Reader Review of Love, Desire, Children, Etc.

A Book just like Dinuguan: Rich, Satisfying, and filled with Guts

by Trish Christianne Dizon

It would be an understatement to say that I am bewildered right now. At 22 years old, I am at a standstill in life. I am trying to figure out many things and, sometimes, the thoughts become too complicated so I opt to just amuse myself with media in all its forms. In my search for distractions, I stumbled upon the National Book Development Board Book Club, a government organization that aims to promote a love of books—books penned by Filipino authors, to be exact. After calling their office, I was promptly e-mailed an invitation announcing that Love, Desire, Children, Etc.: Reflections of a Young Wife by Rica Bolipata-Santos would be the next piece of work to dissect. I made sure to get myself a copy of the book right after my Saturday class at the Ateneo. I really didn’t know what to expect, but after three pages, I was irrevocably hooked.
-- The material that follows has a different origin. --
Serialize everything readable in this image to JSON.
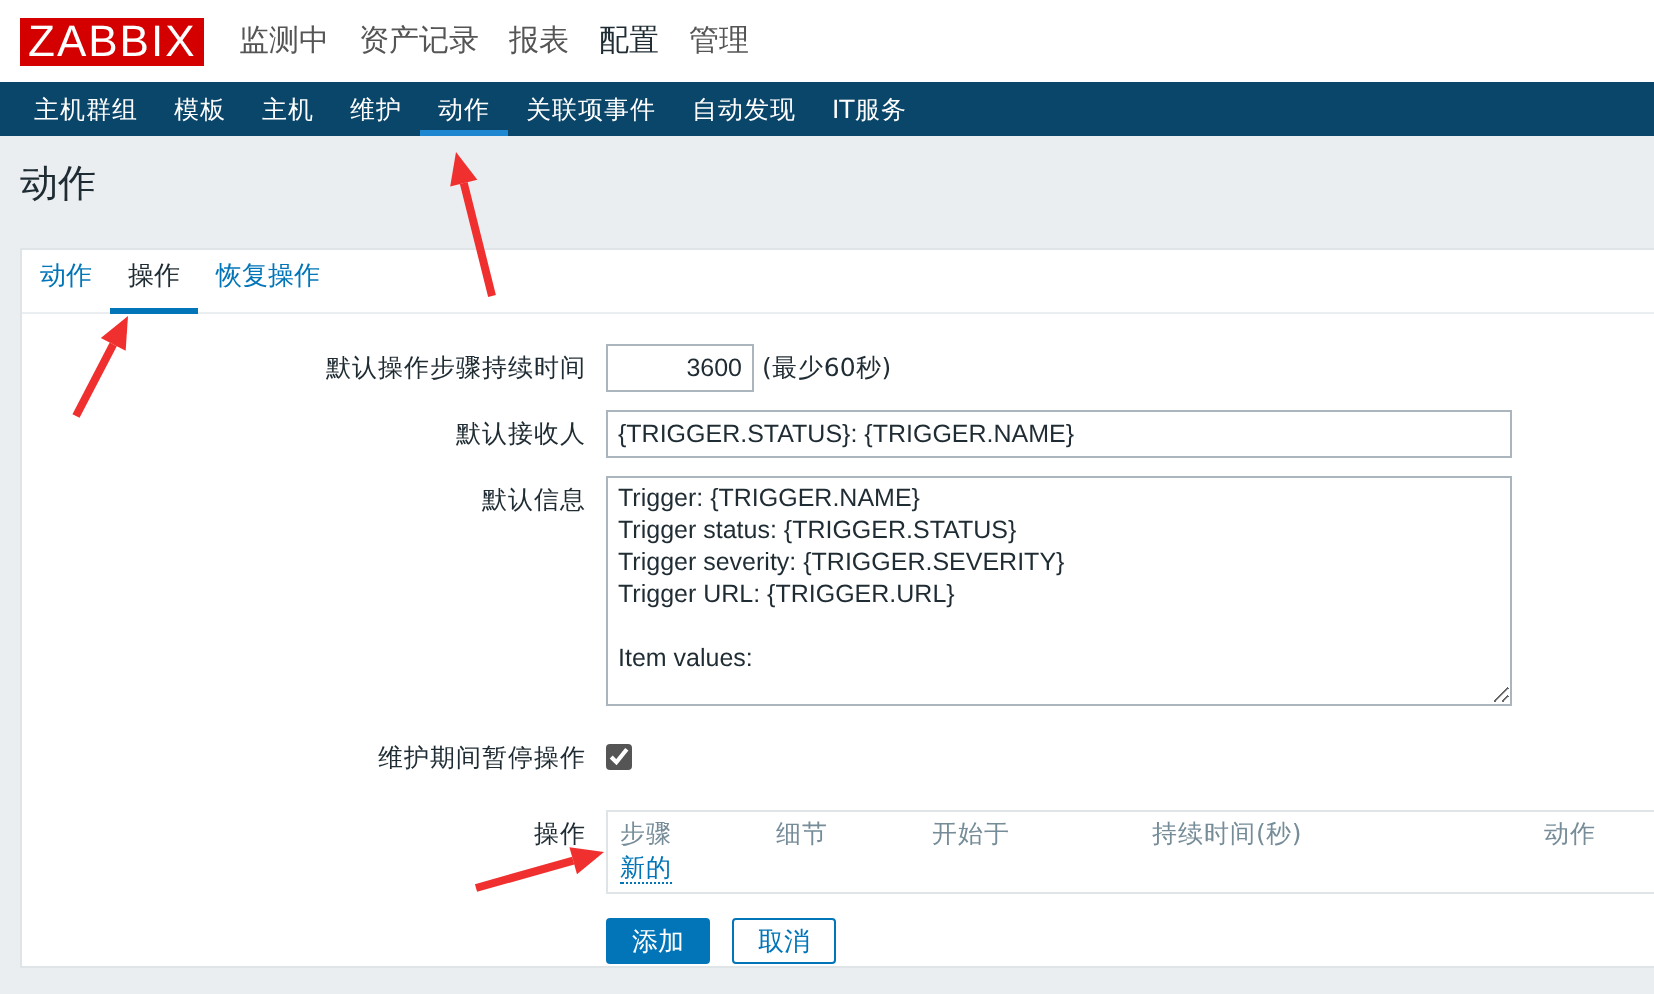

“I am a writer of nonfiction” should be Rica’s battle cry. The book is an insightful tell-all of a talented woman who plays many roles in life: “much loved teacher,” “hard working employee,” ”loving wife and mother,” “youngest child,” and—yes—a very inspiring writer. Reading her book left me giggling and blushing at times. I distinctly remember closing the book at one point because I could not believe she recounted the first time she and her husband made love with such disconcerting honesty. But more importantly, she made me nod in agreement; she made me stop reading to think about the idea she had just presented me with; and she put down on paper thoughts that were floating without shape in my mind with eloquence and sincerity.

“A Bow to my God” is my favorite in the book. Her relationship with her mother is exactly like my relationship with my formidable and beautiful mama. Our relationships with our mothers are “strange and awkward.” On one hand, we are fascinated with and enthralled by them. But in the same breath, we also feel inadequate in their eyes. Rica’s metaphor for this lifelong bond hit the nail right on the head. In her journal, written 2-24-88, she wrote “I am like a pomelo in your hands…”

Being a mother herself now, Rica finally understands that her mother’s constant criticisms and inability to acknowledge her gifts stemmed from the painful realization that she gave birth to herself—that Rica is uncannily like her in more ways than one. Without the criticisms, Rica’s mother would have to simply accept that she was aging and her own dreams were receding. Every time my mother and I get into an altercation, I remember these lines and I find it so much easier to understand. The fights have dwindled and it is more peaceful in our house now.

(This review won the “My Favorite Book Contest” of the Philippine Star and was published in its August 31, 2008 issue.)